By the time that I touched base with Jonah's nurse this morning, several things were already checked off of his daily "to do" list. The catheter in Jonah's bladder was taken out...and he had already peed twice on his nurse Julie; both of his chest tubes were pulled; and he had already started his first trial of the day to again evaluate his readiness for having the breathing tube removed. It was when we arrived at the hospital today that we discovered something that was definitely contributing to Jonah's labored breathing yesterday. The chest tubes had not been draining much fluid for the last couple of days and the team firmly believes in doing away with the invasive things that are no longer needed as soon as possible. When we were getting settled in for our visit, we learned that when the tubes were pulled a pretty significant amount of fluid followed...a "gush" as Dr. VanBergen and Julie described.
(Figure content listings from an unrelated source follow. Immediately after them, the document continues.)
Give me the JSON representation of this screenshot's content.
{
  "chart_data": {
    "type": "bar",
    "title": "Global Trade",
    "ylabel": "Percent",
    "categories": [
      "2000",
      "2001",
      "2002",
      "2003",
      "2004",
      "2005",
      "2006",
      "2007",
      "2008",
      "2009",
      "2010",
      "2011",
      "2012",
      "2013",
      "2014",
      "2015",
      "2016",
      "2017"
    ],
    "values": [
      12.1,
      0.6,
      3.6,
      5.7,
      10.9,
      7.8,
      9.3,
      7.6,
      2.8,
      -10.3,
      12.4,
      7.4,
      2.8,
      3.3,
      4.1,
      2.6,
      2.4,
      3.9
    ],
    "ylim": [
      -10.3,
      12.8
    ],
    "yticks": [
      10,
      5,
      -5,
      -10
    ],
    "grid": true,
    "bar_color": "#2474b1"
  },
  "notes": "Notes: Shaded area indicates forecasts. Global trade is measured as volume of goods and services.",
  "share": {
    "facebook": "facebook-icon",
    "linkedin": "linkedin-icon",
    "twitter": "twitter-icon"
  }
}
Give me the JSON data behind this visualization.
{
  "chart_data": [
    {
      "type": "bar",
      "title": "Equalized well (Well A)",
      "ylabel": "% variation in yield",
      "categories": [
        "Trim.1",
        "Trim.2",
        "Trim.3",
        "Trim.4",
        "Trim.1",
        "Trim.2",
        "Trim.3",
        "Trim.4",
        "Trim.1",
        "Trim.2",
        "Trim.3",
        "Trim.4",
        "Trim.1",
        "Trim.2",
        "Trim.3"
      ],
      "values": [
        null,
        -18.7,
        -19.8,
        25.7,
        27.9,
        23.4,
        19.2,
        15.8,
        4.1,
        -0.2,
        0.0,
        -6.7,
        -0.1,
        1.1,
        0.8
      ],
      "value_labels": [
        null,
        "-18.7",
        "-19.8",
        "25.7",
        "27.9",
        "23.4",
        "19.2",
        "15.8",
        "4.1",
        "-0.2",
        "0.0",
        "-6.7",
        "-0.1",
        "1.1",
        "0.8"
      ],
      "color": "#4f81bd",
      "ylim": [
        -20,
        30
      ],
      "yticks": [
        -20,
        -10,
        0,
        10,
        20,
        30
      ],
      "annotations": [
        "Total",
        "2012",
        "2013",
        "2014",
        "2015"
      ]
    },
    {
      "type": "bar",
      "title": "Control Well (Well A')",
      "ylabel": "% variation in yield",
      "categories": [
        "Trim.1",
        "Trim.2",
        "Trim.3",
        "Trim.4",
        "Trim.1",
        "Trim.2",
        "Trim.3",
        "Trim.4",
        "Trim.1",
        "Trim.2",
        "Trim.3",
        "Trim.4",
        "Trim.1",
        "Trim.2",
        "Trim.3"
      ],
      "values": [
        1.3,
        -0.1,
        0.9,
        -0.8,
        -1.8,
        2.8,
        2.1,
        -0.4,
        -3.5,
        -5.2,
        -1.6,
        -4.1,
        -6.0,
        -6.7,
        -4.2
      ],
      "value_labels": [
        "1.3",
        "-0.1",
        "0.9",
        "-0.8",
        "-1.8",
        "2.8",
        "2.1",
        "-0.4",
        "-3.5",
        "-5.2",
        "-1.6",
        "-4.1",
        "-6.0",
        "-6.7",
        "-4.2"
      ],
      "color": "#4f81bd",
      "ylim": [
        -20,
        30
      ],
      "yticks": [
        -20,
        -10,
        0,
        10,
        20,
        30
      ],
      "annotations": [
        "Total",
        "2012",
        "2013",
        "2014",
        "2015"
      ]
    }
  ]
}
It turns out the chest tubes were clotted somewhere near where they entered the lung space and the chest xray did not clearly show this fluid in the bases of Jonah's lungs. After this happened another chest xray was taken and showed a much better picture. Also, Jonah was breathing more comfortably...and the quality of his breaths greatly improved.
As a result, the CPAP trials Jonah had failed yesterday were a walk in the park today.
The rest of the day today was great! Jonah was actually able to be swaddled like any 2 week old baby should as he had no more tubes or drains connected to him from the chest down. He was also much more awake and energetic in a way that was almost playful instead of irritated as had been the case the last few days. We left this evening after listening in on rounds and hearing the plan for tomorrow...the big task- getting rid of the breathing tube!! They are thinking this will likely be done by 10am. We will be able to see his face again, we will hear him cry again, and hopefully he will take a pacifier:) As with everything up until this point, removing the tube can come with its fair share of challenges. The first 24-48 hours of breathing on his own could give Jonah a run for his money, but the way he has been managing things so far, we think he will do just fine!